Le pitch : ignorez le graphique, surveillez les institutions
L’argument de Saylor ignore complètement l’évolution des prix. Il souhaite que les investisseurs réfléchissent par cycles de quatre ans, au minimum, idéalement dix. Ses indicateurs préférés sont les moyennes mobiles sur quatre ans et 200 semaines, et non le graphique journalier qui fait paniquer la crypto Twitter.
Ce qui a changé, dit-il, c’est tout ce qui se cache sous le prix. Il y a deux ans, aucun président américain, aucun secrétaire au Trésor ou aucun régulateur bancaire ne toucherait publiquement au Bitcoin. Aujourd’hui, la Maison Blanche, le président de la Fed, la SEC et la CFTC ont tous exprimé leur soutien. Selon Saylor, environ 75 % des grandes banques soutiennent Bitcoin sous une forme ou une autre, contre pratiquement zéro. Une centaine d’ETF Bitcoin détiennent désormais plus de 100 milliards de dollars au total, un marché qui n’existait tout simplement pas avant 2024.
L’argument de la domination
Le point de données préféré de Saylor est la domination du Bitcoin, sa part du marché total de la cryptographie. Il a atteint 41 % en 2021, contre un sommet de près de 70 %, à l’époque où les altcoins étaient censés « retourner » Bitcoin et le rendre obsolète. Cette thèse est morte. La domination est revenue à environ 68 %.
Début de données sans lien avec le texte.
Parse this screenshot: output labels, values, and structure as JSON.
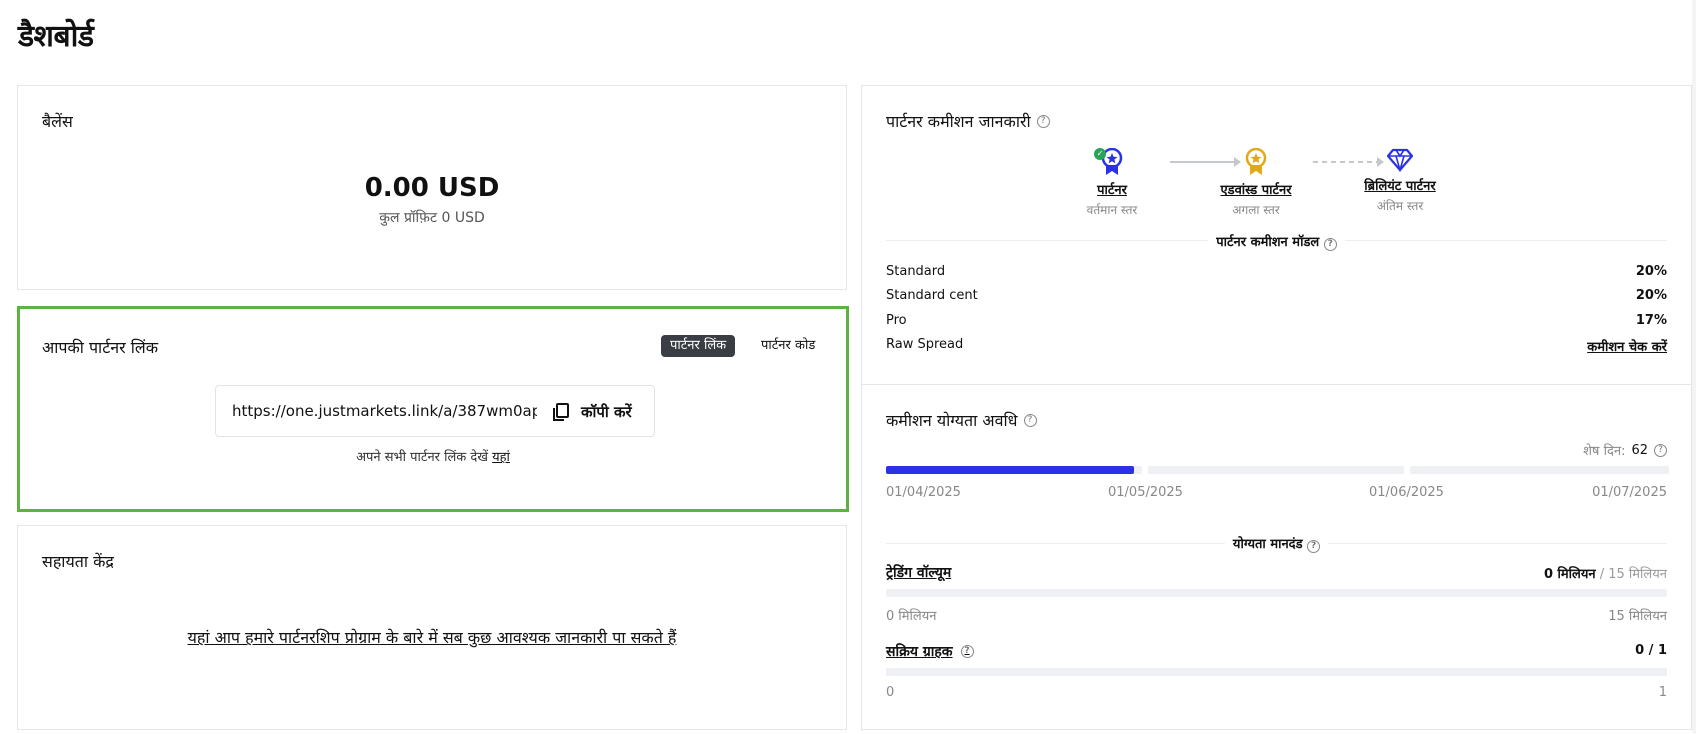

« Il a été copié 10 000 fois », a déclaré Saylor à propos du code de Bitcoin. « Il n’a pas été piraté. Tout le reste a été piraté. »
Comparaison du Bitcoin aux années laides d’Amazon
C’est ici que Saylor devient intéressant. Il ne compare pas le Bitcoin à l’or ou à d’autres crypto-monnaies. Il le compare à Amazon en 2010.
À l’époque, dit-il, les investisseurs conventionnels considéraient le modèle de vente au détail d’Amazon, axé sur les livraisons, comme une mauvaise affaire vouée à l’échec. Une décennie plus tard, personne ne l’a remis en question. Il fait la même chose pour l’iPhone vers 2012, lorsqu’il avait publiquement prédit un milliard d’utilisateurs et qu’il avait été accueilli avec un scepticisme qu’il considère désormais comme une note de bas de page.
Le schéma, selon Saylor : les réseaux transformateurs semblent évidents pour les premiers utilisateurs et absurdes pour tout le monde, jusqu’à ce que soudainement ce ne soit plus le cas. Il invoque le fameux pari tardif et massif de 50 milliards de dollars de Warren Buffett sur Apple comme preuve A de la lenteur avec laquelle le capital conventionnel rattrape l’inévitable technologie.
« Nous aurons ce moment Warren Buffett avec Bitcoin », a-t-il déclaré. « Pas cette année. Peut-être pas l’année prochaine. Cela n’a pas d’importance. »
Qu’est-ce qui pourrait réellement changer les choses
Saylor n’appelle pas un fond. Il nomme des catalyseurs. Une fin à terme aux conflits géopolitiques qui pèsent sur les marchés. Un abandon de la courbe des taux restrictive et plate actuelle vers une politique monétaire plus souple. Et ce qu’il appelle un « trou noir massif de l’IA » aspire actuellement les capitaux de toutes les autres classes d’actifs, dont il s’attend à ce que les marchés finissent par se rééquilibrer, renvoyant une partie de cet argent dans Bitcoin.
La lecture du sceptique
Rien de tout cela n’est une analyse neutre. La société de Saylor détient une position Bitcoin valant des dizaines de milliards de dollars, et ses commentaires publics ont déjà fait bouger les marchés. Ses comparaisons avec Amazon et Apple sont sélectives, le biais de survie prévaut dans tout le discours, et « cela a finalement fonctionné pour deux sociétés indépendantes » ne prouve pas que cela fonctionnera à nouveau pour une classe d’actifs fondamentalement différente.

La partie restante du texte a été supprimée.